Sunday, August 10, 2025

Armenia and Azerbaijan Have Signed a Peace Deal

Armenia and Azerbaijan have signed a peace deal that ends the conflict between the two former Soviet Republics since the breakup of the Soviet Union in 1991 in the South Caucuses region. I had posted about an agreement reached between the two States in an earlier phase. After the Muslim Azeri dictator defeated the separatist ethnic Armenian Christians in an enclave, Nagorno-Karabakh, that was the basis of the conflict and the failure of Russian peacekeepers to protect the ethnic Armenians that Armenia was defending, the peace deal has become necessary to defend Armenia against a feared Azeri invasion of the Armenian corridor between Azerbaijan to its east and an Azeri exclave on its western border. The American-mediated agreement extends United States influence at the expense of Russia’s role that it had exercised since the end of the Cold War and breakup of the Soviet Union.
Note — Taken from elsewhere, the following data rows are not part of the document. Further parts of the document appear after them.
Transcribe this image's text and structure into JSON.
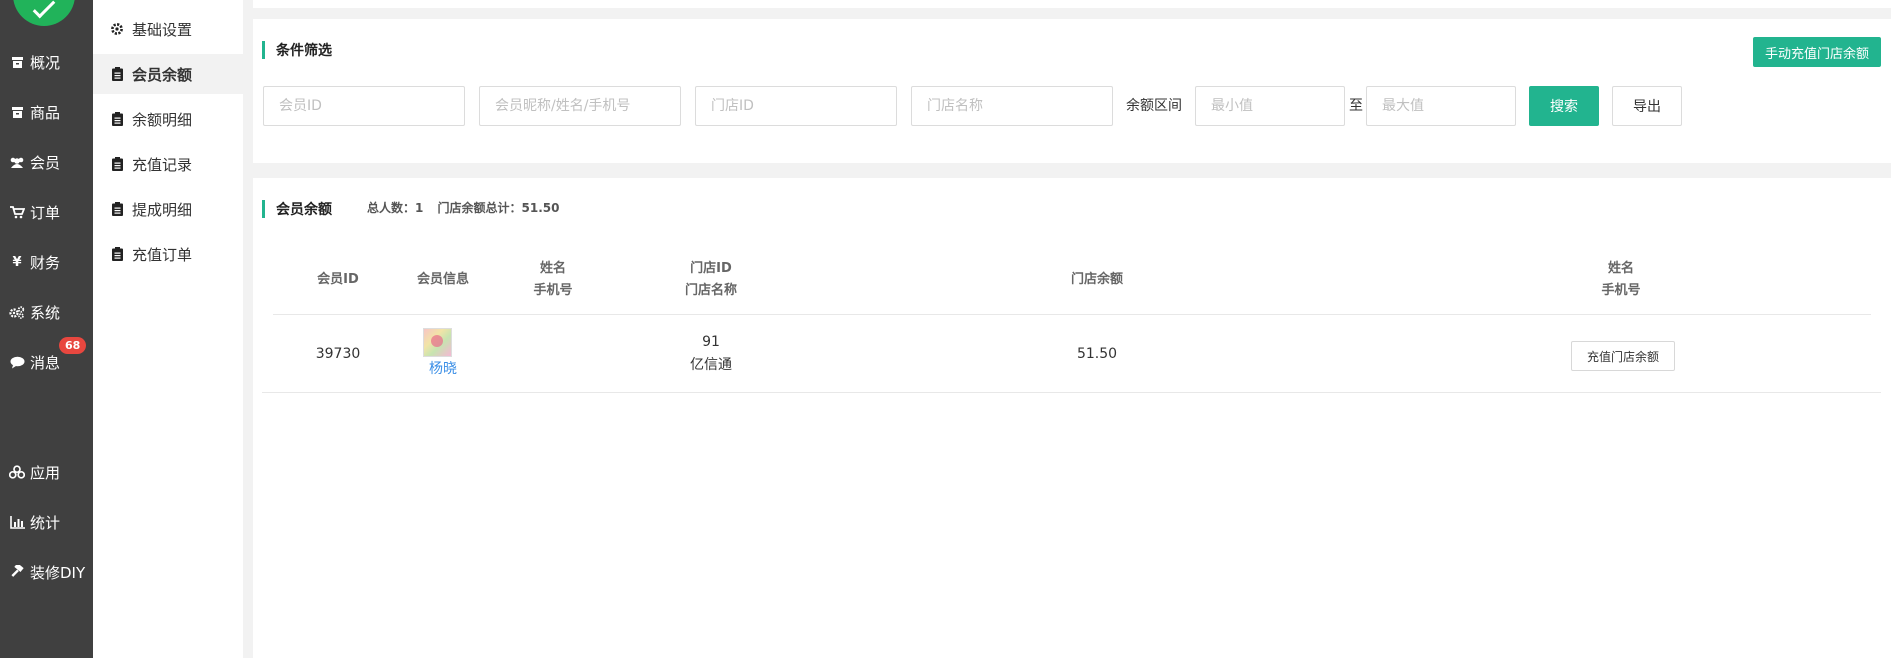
{
  "leftnav": {
    "items": [
      {
        "label": "概况",
        "icon": "archive-icon"
      },
      {
        "label": "商品",
        "icon": "archive-icon"
      },
      {
        "label": "会员",
        "icon": "users-icon"
      },
      {
        "label": "订单",
        "icon": "cart-icon"
      },
      {
        "label": "财务",
        "icon": "yen-icon"
      },
      {
        "label": "系统",
        "icon": "gears-icon"
      },
      {
        "label": "消息",
        "icon": "chat-icon"
      },
      {
        "label": "应用",
        "icon": "cubes-icon"
      },
      {
        "label": "统计",
        "icon": "bar-chart-icon"
      },
      {
        "label": "装修DIY",
        "icon": "gavel-icon"
      }
    ],
    "message_badge": "68"
  },
  "subnav": {
    "items": [
      {
        "label": "基础设置",
        "icon": "gear-icon"
      },
      {
        "label": "会员余额",
        "icon": "clipboard-icon"
      },
      {
        "label": "余额明细",
        "icon": "clipboard-icon"
      },
      {
        "label": "充值记录",
        "icon": "clipboard-icon"
      },
      {
        "label": "提成明细",
        "icon": "clipboard-icon"
      },
      {
        "label": "充值订单",
        "icon": "clipboard-icon"
      }
    ],
    "active_index": 1
  },
  "filter": {
    "title": "条件筛选",
    "manual_recharge_label": "手动充值门店余额",
    "member_id_placeholder": "会员ID",
    "member_name_placeholder": "会员昵称/姓名/手机号",
    "store_id_placeholder": "门店ID",
    "store_name_placeholder": "门店名称",
    "range_label": "余额区间",
    "min_placeholder": "最小值",
    "range_sep": "至",
    "max_placeholder": "最大值",
    "search_label": "搜索",
    "export_label": "导出"
  },
  "list": {
    "title": "会员余额",
    "total_people": "总人数：1",
    "store_balance_total": "门店余额总计：51.50",
    "headers": {
      "member_id": "会员ID",
      "member_info": "会员信息",
      "name_line1": "姓名",
      "name_line2": "手机号",
      "store_line1": "门店ID",
      "store_line2": "门店名称",
      "store_balance": "门店余额",
      "name2_line1": "姓名",
      "name2_line2": "手机号"
    },
    "rows": [
      {
        "member_id": "39730",
        "member_name": "杨晓",
        "store_id": "91",
        "store_name": "亿信通",
        "store_balance": "51.50",
        "action_label": "充值门店余额"
      }
    ]
  },
  "colors": {
    "accent": "#22b48f",
    "nav_bg": "#404040",
    "badge": "#e8473f",
    "logo": "#21b35a",
    "link": "#3a8ee6"
  }
}
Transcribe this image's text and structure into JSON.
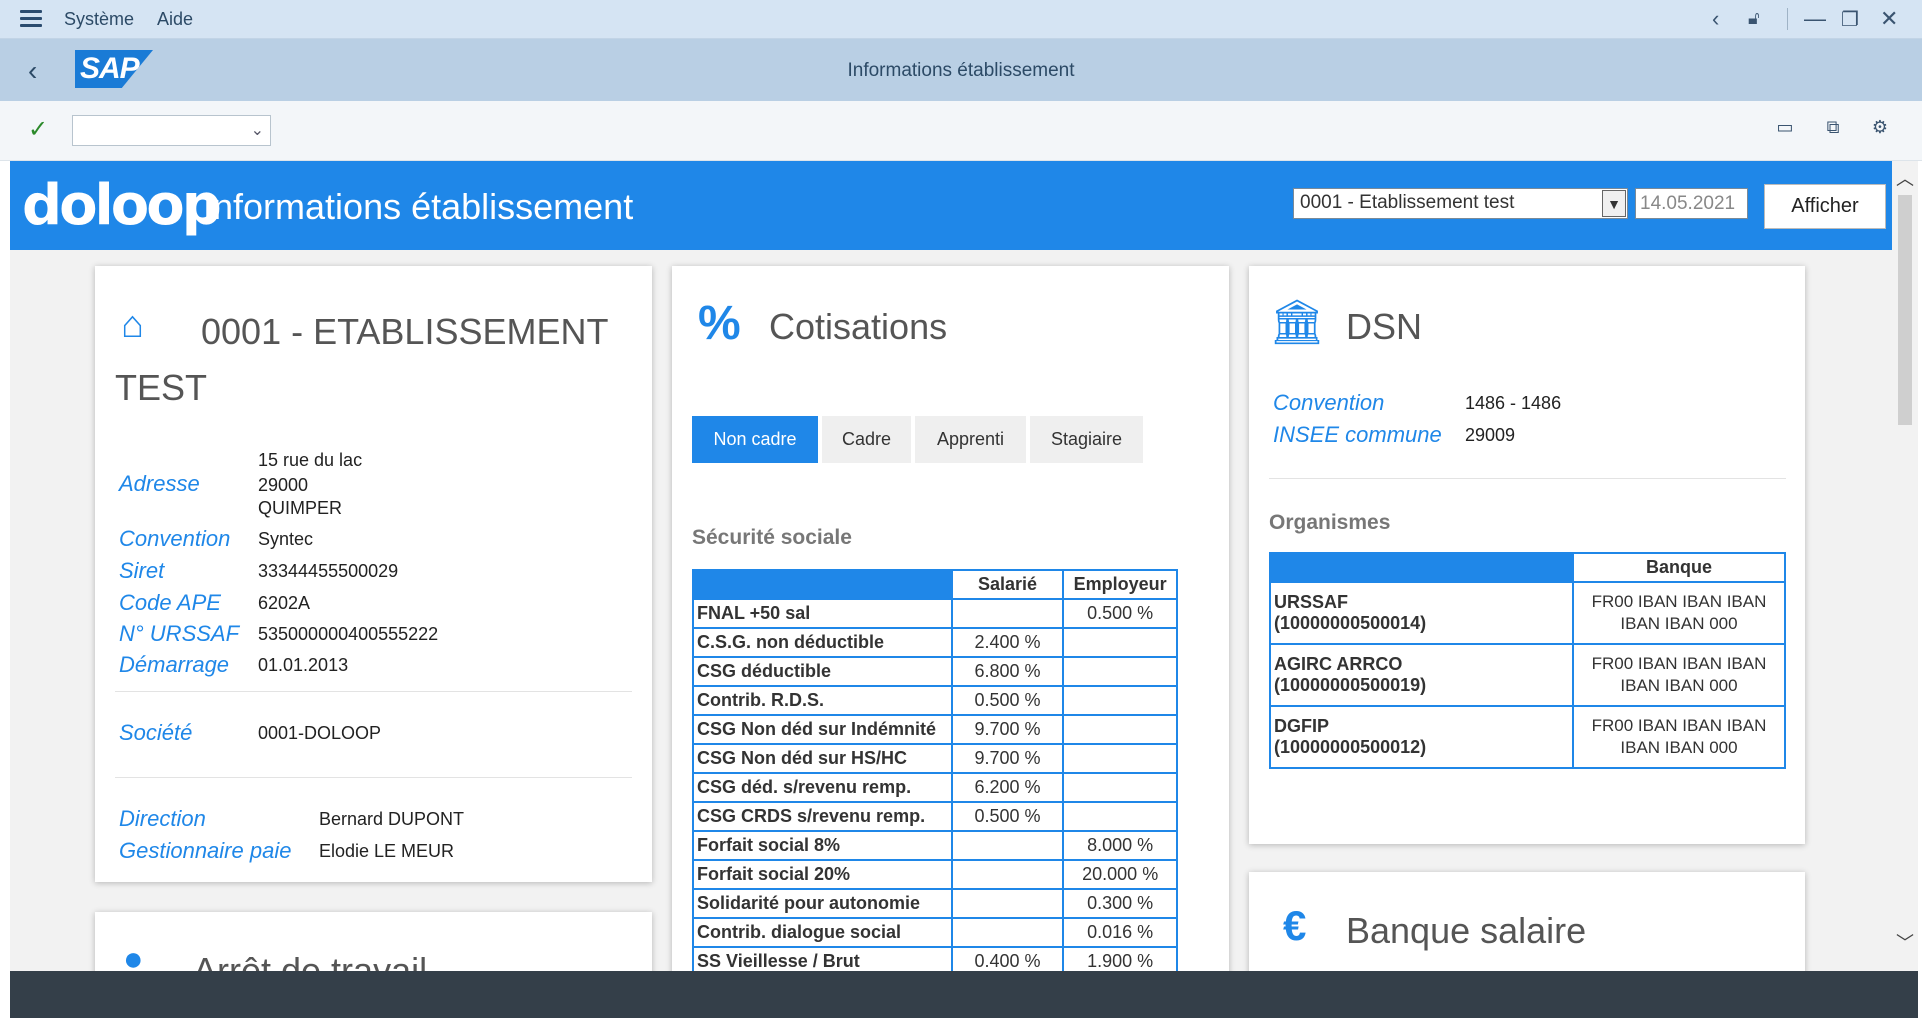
{
  "menu": {
    "items": [
      "Système",
      "Aide"
    ]
  },
  "titlebar": {
    "title": "Informations établissement",
    "logo": "SAP"
  },
  "banner": {
    "logo": "doloop",
    "title": "Informations établissement",
    "etablissement": "0001 - Etablissement test",
    "date": "14.05.2021",
    "button": "Afficher"
  },
  "etab_card": {
    "title": "0001 - ETABLISSEMENT TEST",
    "adresse_label": "Adresse",
    "adresse_lines": [
      "15 rue du lac",
      "29000",
      "QUIMPER"
    ],
    "fields": [
      {
        "label": "Convention",
        "value": "Syntec"
      },
      {
        "label": "Siret",
        "value": "33344455500029"
      },
      {
        "label": "Code APE",
        "value": "6202A"
      },
      {
        "label": "N° URSSAF",
        "value": "535000000400555222"
      },
      {
        "label": "Démarrage",
        "value": "01.01.2013"
      }
    ],
    "societe_label": "Société",
    "societe_value": "0001-DOLOOP",
    "people": [
      {
        "label": "Direction",
        "value": "Bernard DUPONT"
      },
      {
        "label": "Gestionnaire paie",
        "value": "Elodie LE MEUR"
      }
    ]
  },
  "arret_card": {
    "title": "Arrêt de travail"
  },
  "cotisations": {
    "title": "Cotisations",
    "tabs": [
      "Non cadre",
      "Cadre",
      "Apprenti",
      "Stagiaire"
    ],
    "active_tab": 0,
    "section": "Sécurité sociale",
    "headers": [
      "",
      "Salarié",
      "Employeur"
    ],
    "rows": [
      [
        "FNAL +50 sal",
        "",
        "0.500 %"
      ],
      [
        "C.S.G. non déductible",
        "2.400 %",
        ""
      ],
      [
        "CSG déductible",
        "6.800 %",
        ""
      ],
      [
        "Contrib. R.D.S.",
        "0.500 %",
        ""
      ],
      [
        "CSG Non déd sur Indémnité",
        "9.700 %",
        ""
      ],
      [
        "CSG Non déd sur HS/HC",
        "9.700 %",
        ""
      ],
      [
        "CSG déd. s/revenu remp.",
        "6.200 %",
        ""
      ],
      [
        "CSG CRDS s/revenu remp.",
        "0.500 %",
        ""
      ],
      [
        "Forfait social 8%",
        "",
        "8.000 %"
      ],
      [
        "Forfait social 20%",
        "",
        "20.000 %"
      ],
      [
        "Solidarité pour autonomie",
        "",
        "0.300 %"
      ],
      [
        "Contrib. dialogue social",
        "",
        "0.016 %"
      ],
      [
        "SS Vieillesse / Brut",
        "0.400 %",
        "1.900 %"
      ]
    ]
  },
  "dsn": {
    "title": "DSN",
    "fields": [
      {
        "label": "Convention",
        "value": "1486 - 1486"
      },
      {
        "label": "INSEE commune",
        "value": "29009"
      }
    ],
    "organismes_title": "Organismes",
    "headers": [
      "",
      "Banque"
    ],
    "rows": [
      {
        "org": "URSSAF",
        "id": "(10000000500014)",
        "banque": "FR00 IBAN IBAN IBAN IBAN IBAN 000"
      },
      {
        "org": "AGIRC ARRCO",
        "id": "(10000000500019)",
        "banque": "FR00 IBAN IBAN IBAN IBAN IBAN 000"
      },
      {
        "org": "DGFIP",
        "id": "(10000000500012)",
        "banque": "FR00 IBAN IBAN IBAN IBAN IBAN 000"
      }
    ]
  },
  "banque_card": {
    "title": "Banque salaire"
  },
  "colors": {
    "accent": "#1f87e8",
    "menubar": "#d5e4f3",
    "titlebar": "#b9cfe4",
    "status": "#343f49"
  }
}
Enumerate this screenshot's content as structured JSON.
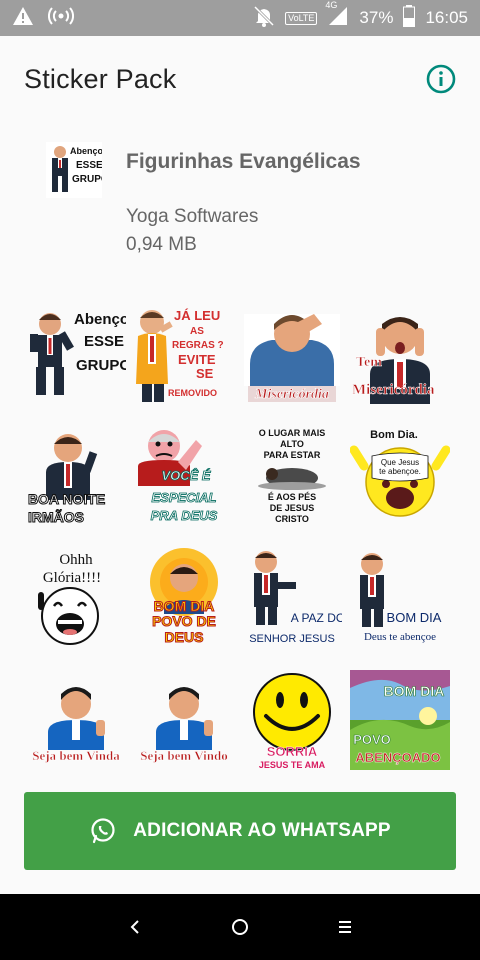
{
  "status_bar": {
    "battery_percent": "37%",
    "time": "16:05",
    "network": "4G",
    "volte": "VoLTE"
  },
  "app_bar": {
    "title": "Sticker Pack"
  },
  "pack": {
    "name": "Figurinhas Evangélicas",
    "publisher": "Yoga Softwares",
    "size": "0,94 MB",
    "thumb_text": [
      "Abençoa",
      "ESSE",
      "GRUPO"
    ]
  },
  "stickers": [
    {
      "text": [
        "Abençoa",
        "ESSE",
        "GRUPO"
      ]
    },
    {
      "text": [
        "JÁ LEU",
        "AS",
        "REGRAS ?",
        "EVITE",
        "SE",
        "REMOVIDO"
      ]
    },
    {
      "text": [
        "Misericórdia"
      ]
    },
    {
      "text": [
        "Tem",
        "Misericórdia"
      ]
    },
    {
      "text": [
        "BOA NOITE",
        "IRMÃOS"
      ]
    },
    {
      "text": [
        "VOCÊ É",
        "ESPECIAL",
        "PRA DEUS"
      ]
    },
    {
      "text": [
        "O LUGAR MAIS",
        "ALTO",
        "PARA ESTAR",
        "É AOS PÉS",
        "DE JESUS",
        "CRISTO"
      ]
    },
    {
      "text": [
        "Bom Dia.",
        "Que Jesus",
        "te abençoe."
      ]
    },
    {
      "text": [
        "Ohhh",
        "Glória!!!!"
      ]
    },
    {
      "text": [
        "BOM DIA",
        "POVO DE",
        "DEUS"
      ]
    },
    {
      "text": [
        "A PAZ DO",
        "SENHOR JESUS"
      ]
    },
    {
      "text": [
        "BOM DIA",
        "Deus te abençoe"
      ]
    },
    {
      "text": [
        "Seja bem Vinda"
      ]
    },
    {
      "text": [
        "Seja bem Vindo"
      ]
    },
    {
      "text": [
        "SORRIA",
        "JESUS TE AMA"
      ]
    },
    {
      "text": [
        "BOM DIA",
        "POVO",
        "ABENÇOADO"
      ]
    }
  ],
  "add_button": {
    "label": "ADICIONAR AO WHATSAPP"
  },
  "colors": {
    "accent_green": "#43a047",
    "info_teal": "#00897b",
    "status_bar": "#9e9e9e"
  }
}
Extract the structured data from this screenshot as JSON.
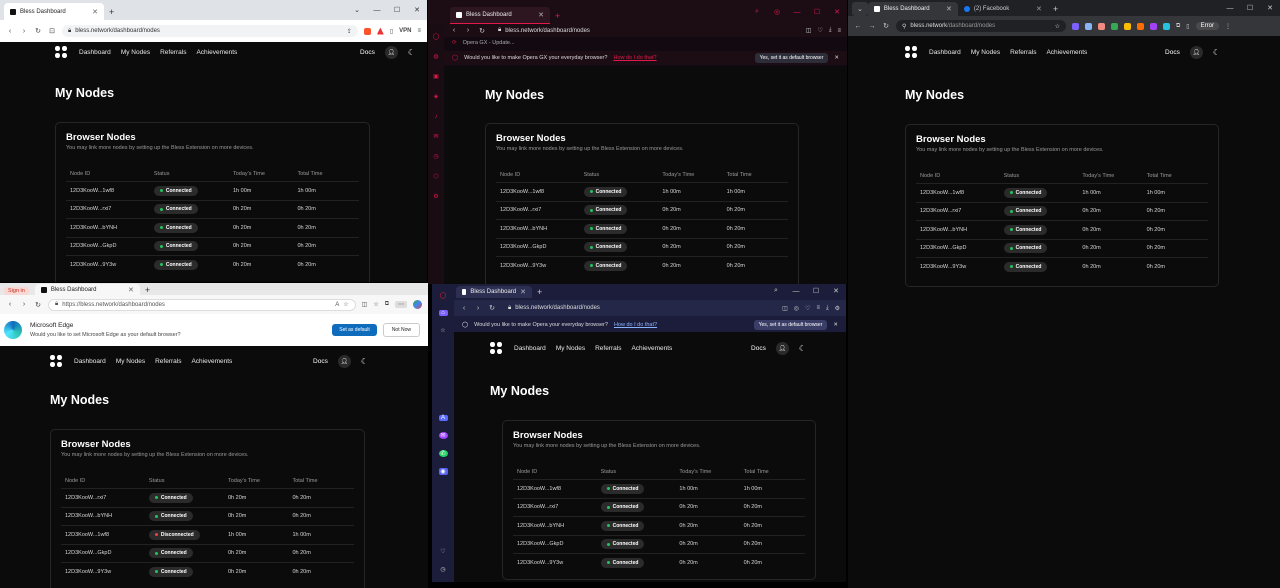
{
  "windows": {
    "w1": {
      "tab_title": "Bless Dashboard",
      "url": "bless.network/dashboard/nodes",
      "vpn_label": "VPN"
    },
    "w2": {
      "tab_title": "Bless Dashboard",
      "url": "bless.network/dashboard/nodes",
      "update_text": "Opera GX - Update...",
      "prompt_text": "Would you like to make Opera GX your everyday browser?",
      "prompt_link": "How do I do that?",
      "prompt_button": "Yes, set it as default browser"
    },
    "w3": {
      "tab_title": "Bless Dashboard",
      "tab2_title": "(2) Facebook",
      "url_host": "bless.network",
      "url_path": "/dashboard/nodes",
      "error_label": "Error"
    },
    "w4": {
      "signin_label": "Sign in",
      "tab_title": "Bless Dashboard",
      "url": "https://bless.network/dashboard/nodes",
      "infobar_title": "Microsoft Edge",
      "infobar_text": "Would you like to set Microsoft Edge as your default browser?",
      "set_default_button": "Set as default",
      "not_now_button": "Not Now"
    },
    "w5": {
      "tab_title": "Bless Dashboard",
      "url": "bless.network/dashboard/nodes",
      "prompt_text": "Would you like to make Opera your everyday browser?",
      "prompt_link": "How do I do that?",
      "prompt_button": "Yes, set it as default browser"
    }
  },
  "site": {
    "nav": [
      "Dashboard",
      "My Nodes",
      "Referrals",
      "Achievements"
    ],
    "docs_label": "Docs",
    "page_title": "My Nodes",
    "card_title": "Browser Nodes",
    "card_subtitle": "You may link more nodes by setting up the Bless Extension on more devices.",
    "columns": [
      "Node ID",
      "Status",
      "Today's Time",
      "Total Time"
    ]
  },
  "tables": {
    "standard": [
      {
        "id": "12D3KooW...1wf8",
        "status": "Connected",
        "today": "1h 00m",
        "total": "1h 00m"
      },
      {
        "id": "12D3KooW...rxi7",
        "status": "Connected",
        "today": "0h 20m",
        "total": "0h 20m"
      },
      {
        "id": "12D3KooW...bYNH",
        "status": "Connected",
        "today": "0h 20m",
        "total": "0h 20m"
      },
      {
        "id": "12D3KooW...GkpD",
        "status": "Connected",
        "today": "0h 20m",
        "total": "0h 20m"
      },
      {
        "id": "12D3KooW...9Y3w",
        "status": "Connected",
        "today": "0h 20m",
        "total": "0h 20m"
      }
    ],
    "edge": [
      {
        "id": "12D3KooW...rxi7",
        "status": "Connected",
        "today": "0h 20m",
        "total": "0h 20m"
      },
      {
        "id": "12D3KooW...bYNH",
        "status": "Connected",
        "today": "0h 20m",
        "total": "0h 20m"
      },
      {
        "id": "12D3KooW...1wf8",
        "status": "Disconnected",
        "today": "1h 00m",
        "total": "1h 00m"
      },
      {
        "id": "12D3KooW...GkpD",
        "status": "Connected",
        "today": "0h 20m",
        "total": "0h 20m"
      },
      {
        "id": "12D3KooW...9Y3w",
        "status": "Connected",
        "today": "0h 20m",
        "total": "0h 20m"
      }
    ]
  },
  "colors": {
    "connected": "#22c55e",
    "disconnected": "#ef4444",
    "opera_gx_accent": "#e0194a",
    "edge_blue": "#0f6cbd"
  }
}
An aspect of the deal are the rights to the transportation route from Azerbaijan to Turkey through the afore-mentioned Armenian corridor. The deal thus respects Armenian sovereignty and territorial integrity. It also ends the Organization for Security and Cooperation’s Minsk Group co-chaired by the U.S., Russia and France on Nagorno-Karabakh, from which most of the over 100,000 Armenian residents fled. There was no agreement about their right to return or their property losses. Both Armenia and Azerbaijan have become more diplomatically distant from Russia with Armenia, having been let down by its Russian ally, and Azerbaijan angered over the Russian shootdown of an Azeri civilian airliner over Ukraine during Russia’s aggression against that former Soviet Republic that I had posted about. As I have posted, Armenia has been turning toward Europe and the West. Azerbaijan has been forging closer ties with Turkey, which is Armenia’s western neighbor and which is a traditional Russian enemy. The Azeri friendliness with both Islamist Turkey and Iran, which borders both Armenia and Azerbaijan to the south, added pressure on Armenia to conclude the best deal it could to protect the traditional Christian State’s sovereignty.